Ms. Ferrer correctly rejects the notion that Cuba was ever an Eden of racial equality: The “Negro rebellion” of 1912, she says, “gave the lie to the vision of a Cuba somehow above or beyond racism,” but she might have found space for the influence of sociology—especially in the writings of Fernando Ortiz, who convinced Cubans of the depth and value of blacks’ contributions to a common culture. Ms. Ferrer’s coverage of exiles is excellent, but readers are bound to wonder why exile was a route to power under Valeriano Weyler, “the butcher,” but not under Fidel Castro.
On the Castro era, Ms. Ferrer’s pages are exemplary—full of plausible detail, lively insights, and lucid prose. Her personal recollections of the starving time, when Russia cancelled Castro’s subsidies, are graphic: She lost 10 pounds in Havana in 1992, “even with access to hard currency,” while Cubans “made soap out of pork fat” and “raised pigs in bathtubs.” During the Bay of Pigs crisis, she tells us, “at Havana’s Blanquita theater, then the largest in the world and soon to be renamed Karl Marx, my mother found my father, who was among the five thousand held there.”

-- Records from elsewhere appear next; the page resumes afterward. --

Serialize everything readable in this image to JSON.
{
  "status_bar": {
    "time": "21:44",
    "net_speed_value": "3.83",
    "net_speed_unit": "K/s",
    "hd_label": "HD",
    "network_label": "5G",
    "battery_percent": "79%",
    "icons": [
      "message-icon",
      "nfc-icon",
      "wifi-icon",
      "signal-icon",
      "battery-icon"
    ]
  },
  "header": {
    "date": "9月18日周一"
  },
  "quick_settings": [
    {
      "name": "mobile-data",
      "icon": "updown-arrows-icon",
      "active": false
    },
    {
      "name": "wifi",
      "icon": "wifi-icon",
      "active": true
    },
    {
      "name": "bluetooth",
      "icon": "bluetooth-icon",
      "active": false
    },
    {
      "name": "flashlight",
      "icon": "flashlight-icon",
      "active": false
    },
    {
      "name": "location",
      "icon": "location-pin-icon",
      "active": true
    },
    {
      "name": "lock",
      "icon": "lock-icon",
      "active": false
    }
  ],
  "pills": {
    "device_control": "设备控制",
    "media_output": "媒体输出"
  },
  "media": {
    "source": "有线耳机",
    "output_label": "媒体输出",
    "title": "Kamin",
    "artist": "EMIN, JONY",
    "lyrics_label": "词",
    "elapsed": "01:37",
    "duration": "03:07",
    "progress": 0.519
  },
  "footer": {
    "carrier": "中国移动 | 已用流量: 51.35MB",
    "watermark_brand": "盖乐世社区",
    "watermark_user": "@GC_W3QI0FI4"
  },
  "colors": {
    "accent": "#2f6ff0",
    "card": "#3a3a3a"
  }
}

The author’s involvement in her story makes her objectivity remarkable. She captures the character of the failure of the relationship between the U.S. and Cuba: vitiated first by intervention designed to frustrate—not promote—Cuban freedom, then by Americans’ “disparaging Cubans for their racial laxness,” then by bafflement at Cuban “ingratitude,” and finally by incomprehension in the face of Castro’s contempt. The “struggle,” she concludes, “between American power and Cuban sovereignty” revealed the United States as “not an empire for liberty . . . but just an empire.” By being equally severe with Cuban leaders and U.S. leaders, Ms. Ferrer achieves an honorable objective: pleasing nobody by being just.